I love this kind of thing. Stewart Alsop in Fortune circa 1997 after Apple Computer, Inc. bought Steve Jobs’ NeXT.
Let’s get this straight right away: Apple Computer did the wrong thing. On December 20, Apple announced that it would spend $400 million to purchase Steve Jobs’s company, Next Software.
What happened next?
Behold! The dangers of emotional prognostication by the high and mighty on their lofty thrones.
Most of the commentary I’ve seen about this decision is off the mark, especially the talk about Jobs coming back to save Apple. That is sheer nonsense. He won’t be anywhere near the company.
Steve Jobs came to Apple with his NeXT buddies, disrupted Apple’s path, and marched the company out of the past to the future.
You can’t justify it. Apple did precisely the wrong thing. Now the only future for the company is to get smaller and smaller until there’s nothing left.
Yet, nearly 13 years later, Apple has never been in a better position. Record revenue and profits. Record unit sales for Mac, iPod, and iPhone.
In fact, the only sensible conversation to have about Apple is the one in which you argue about how long it will take to die.
The death knell has been sounded again and again since the early 1990s, yet Apple has more customers than ever, and mindshare that belies market share. Do you smell a Steward Alsop rat in his quotes?
(Before I go on, you should know that my venture capital partnership, New Enterprise Associates, has a big stake in Be, a computer company that Apple recently considered buying. Instead, Apple bought Next. NEA would have made many millions of dollars if Apple had purchased Be. Jilted by Apple, Be is now considered a company with a less-than-certain future. NEA owned nothing of Next.)

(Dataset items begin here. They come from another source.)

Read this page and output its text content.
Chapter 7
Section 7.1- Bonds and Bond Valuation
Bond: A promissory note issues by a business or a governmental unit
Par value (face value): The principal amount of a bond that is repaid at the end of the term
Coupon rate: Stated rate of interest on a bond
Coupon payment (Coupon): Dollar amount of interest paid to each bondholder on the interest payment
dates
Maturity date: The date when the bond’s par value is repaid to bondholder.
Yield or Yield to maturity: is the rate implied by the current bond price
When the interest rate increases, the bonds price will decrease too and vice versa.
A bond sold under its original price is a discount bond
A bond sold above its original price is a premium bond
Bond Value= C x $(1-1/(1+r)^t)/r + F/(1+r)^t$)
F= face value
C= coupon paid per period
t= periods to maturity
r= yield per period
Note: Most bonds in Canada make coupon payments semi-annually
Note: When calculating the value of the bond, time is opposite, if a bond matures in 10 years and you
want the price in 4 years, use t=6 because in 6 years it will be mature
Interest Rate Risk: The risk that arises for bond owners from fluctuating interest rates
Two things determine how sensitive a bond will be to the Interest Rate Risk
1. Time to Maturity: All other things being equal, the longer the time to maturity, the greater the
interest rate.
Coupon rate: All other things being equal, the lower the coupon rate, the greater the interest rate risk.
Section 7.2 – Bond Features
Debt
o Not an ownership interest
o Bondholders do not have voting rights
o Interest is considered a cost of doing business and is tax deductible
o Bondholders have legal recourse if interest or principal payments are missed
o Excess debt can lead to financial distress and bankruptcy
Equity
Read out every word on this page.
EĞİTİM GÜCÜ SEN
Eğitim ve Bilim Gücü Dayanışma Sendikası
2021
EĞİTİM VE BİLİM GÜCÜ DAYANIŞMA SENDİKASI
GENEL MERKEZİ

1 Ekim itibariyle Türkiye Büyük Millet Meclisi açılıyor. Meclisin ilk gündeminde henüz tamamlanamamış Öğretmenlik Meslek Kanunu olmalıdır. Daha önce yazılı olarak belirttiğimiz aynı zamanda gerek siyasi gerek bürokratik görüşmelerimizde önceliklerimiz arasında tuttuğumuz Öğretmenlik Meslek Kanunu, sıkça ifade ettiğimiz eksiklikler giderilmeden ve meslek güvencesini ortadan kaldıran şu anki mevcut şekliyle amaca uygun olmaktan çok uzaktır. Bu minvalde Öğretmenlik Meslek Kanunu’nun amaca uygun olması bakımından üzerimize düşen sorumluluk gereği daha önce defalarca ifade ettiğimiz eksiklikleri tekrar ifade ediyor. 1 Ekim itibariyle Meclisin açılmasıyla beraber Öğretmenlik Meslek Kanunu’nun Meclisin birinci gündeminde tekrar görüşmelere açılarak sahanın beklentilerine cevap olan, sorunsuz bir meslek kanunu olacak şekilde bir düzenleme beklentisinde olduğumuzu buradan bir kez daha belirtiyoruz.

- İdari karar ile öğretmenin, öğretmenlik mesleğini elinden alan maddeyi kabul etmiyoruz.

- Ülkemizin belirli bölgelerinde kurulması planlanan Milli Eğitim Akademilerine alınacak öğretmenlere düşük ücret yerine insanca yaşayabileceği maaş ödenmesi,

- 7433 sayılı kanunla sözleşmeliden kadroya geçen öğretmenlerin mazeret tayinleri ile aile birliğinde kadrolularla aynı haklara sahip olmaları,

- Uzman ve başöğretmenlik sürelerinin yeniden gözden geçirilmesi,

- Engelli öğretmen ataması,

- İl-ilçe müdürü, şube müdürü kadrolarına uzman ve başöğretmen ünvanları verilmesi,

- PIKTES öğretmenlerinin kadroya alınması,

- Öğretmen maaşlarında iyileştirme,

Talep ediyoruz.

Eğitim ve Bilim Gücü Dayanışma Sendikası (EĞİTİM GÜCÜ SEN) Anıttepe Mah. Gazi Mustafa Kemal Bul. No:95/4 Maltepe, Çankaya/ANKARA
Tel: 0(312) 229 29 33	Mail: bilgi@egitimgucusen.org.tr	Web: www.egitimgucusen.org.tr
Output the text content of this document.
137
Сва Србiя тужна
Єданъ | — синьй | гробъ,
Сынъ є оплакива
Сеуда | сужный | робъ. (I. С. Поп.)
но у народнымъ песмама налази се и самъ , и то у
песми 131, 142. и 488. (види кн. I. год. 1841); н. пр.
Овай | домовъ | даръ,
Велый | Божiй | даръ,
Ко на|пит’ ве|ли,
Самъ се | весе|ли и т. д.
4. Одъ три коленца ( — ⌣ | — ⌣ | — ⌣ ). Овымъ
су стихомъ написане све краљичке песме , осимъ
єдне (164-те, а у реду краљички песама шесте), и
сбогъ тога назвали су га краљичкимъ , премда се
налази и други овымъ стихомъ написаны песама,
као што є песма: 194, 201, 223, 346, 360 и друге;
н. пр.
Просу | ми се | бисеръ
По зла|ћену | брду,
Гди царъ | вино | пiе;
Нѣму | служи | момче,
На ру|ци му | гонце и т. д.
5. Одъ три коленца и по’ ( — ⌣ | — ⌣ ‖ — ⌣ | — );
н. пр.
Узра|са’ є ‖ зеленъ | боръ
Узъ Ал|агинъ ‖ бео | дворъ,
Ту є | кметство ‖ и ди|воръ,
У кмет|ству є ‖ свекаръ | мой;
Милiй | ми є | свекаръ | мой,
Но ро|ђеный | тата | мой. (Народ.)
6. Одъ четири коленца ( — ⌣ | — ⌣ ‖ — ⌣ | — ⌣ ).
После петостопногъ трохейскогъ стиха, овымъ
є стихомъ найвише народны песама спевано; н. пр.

Frankly, that’s an admirable disclosure, and it explains much of Alsop’s perspective. He points out the superior benefits of NeXT’s NextStep operating system over Mac OS, then concludes:
For years, pundits have sat around and talked about why Apple needs a new operating system. Next’s technology won’t solve that problem.
Back in late 1996 Apple bet the farm on a future version of NextStep in Mac OS X. How did that bet turn out, Mr. Alsop?
Next reportedly brings in annual revenues of over $50 million, mostly from corporate clients attracted by a few things that NextStep does really well. But these are not capabilities that make a big difference to Apple’s customers. Apple sells to a totally different market segment—end users, in schools, businesses, and homes. It is very, very difficult to see how Apple will translate the value of Next’s software into something meaningful to its own customers.
Yet, Apple turned the technology into a platform of the future. Mac OS X is now at version 10.6.2—six major iterations which power record unit sales of Macs, and over 80-million iPhones and iPods.
Anybody who knows Apple Computer knows that the company bought the wrong part of Next.
Alsop dissects the purchase and segregates software from Steve Jobs, and asserts that Apple needs less of the former, and more of a visionary leader.
So Apple doesn’t need more software. What Apple needs is a visionary who understands how to make really great software and who can provide the leadership to make that happen. The best candidate might have been Steve Jobs, since he was the guy who browbeat the original Mac team into doing something truly important and historic back in 1984. But Jobs has spent most of the time since December 20 making it clear that he will not actually do anything for Apple once Apple’s purchase of Next is complete.
In retrospect, Stewart Alsop’s perspective was obviously influenced by the notorious Reality Distortion Field.
If not NeXT and Steve Jobs?
What should Apple have done? The essential problem that Apple has never been able to solve is how to transform promise into reality. It never needed more rocket science. What it needed were the basic skills of running a business—like, say, making a decision to do something, and then actually getting everybody in the company to work toward that goal.
Apple passed on the Be operating system, BeOS and chose NeXT instead. Why?
But, according to some news reports, part of the reason Apple resisted paying $200 million to acquire Be was that Amelio and his team were offended by Be CEO Jean-Louis Gassee, who asked for control over the development of Apple’s system software. Isn’t it ironic that even Apple’s newest leader resisted the very thing that Apple needs most: a visionary with total control over technology development, someone who could direct Apple to a product it could sell to more people, not fewer?
Alsop’s crystal ball cleared for a brief moment, providing readers back in 1997 with a fore gleam of the future. Then, as with so many who predict what will happen with Apple, the crystal ball clouded and became disfunctional.
It takes a long time to kill an $11-billion-a-year company. Apple’s already down to around $8 billion a year. I give it another three years, until the millennium, to fall the rest of the way to the ground.
Today, with Steve Jobs still running the show, Apple’s revenue and profits are at record levels, now approaching $40-billion.
It must be difficult for the high and mighty to see what is really going on down here on earth.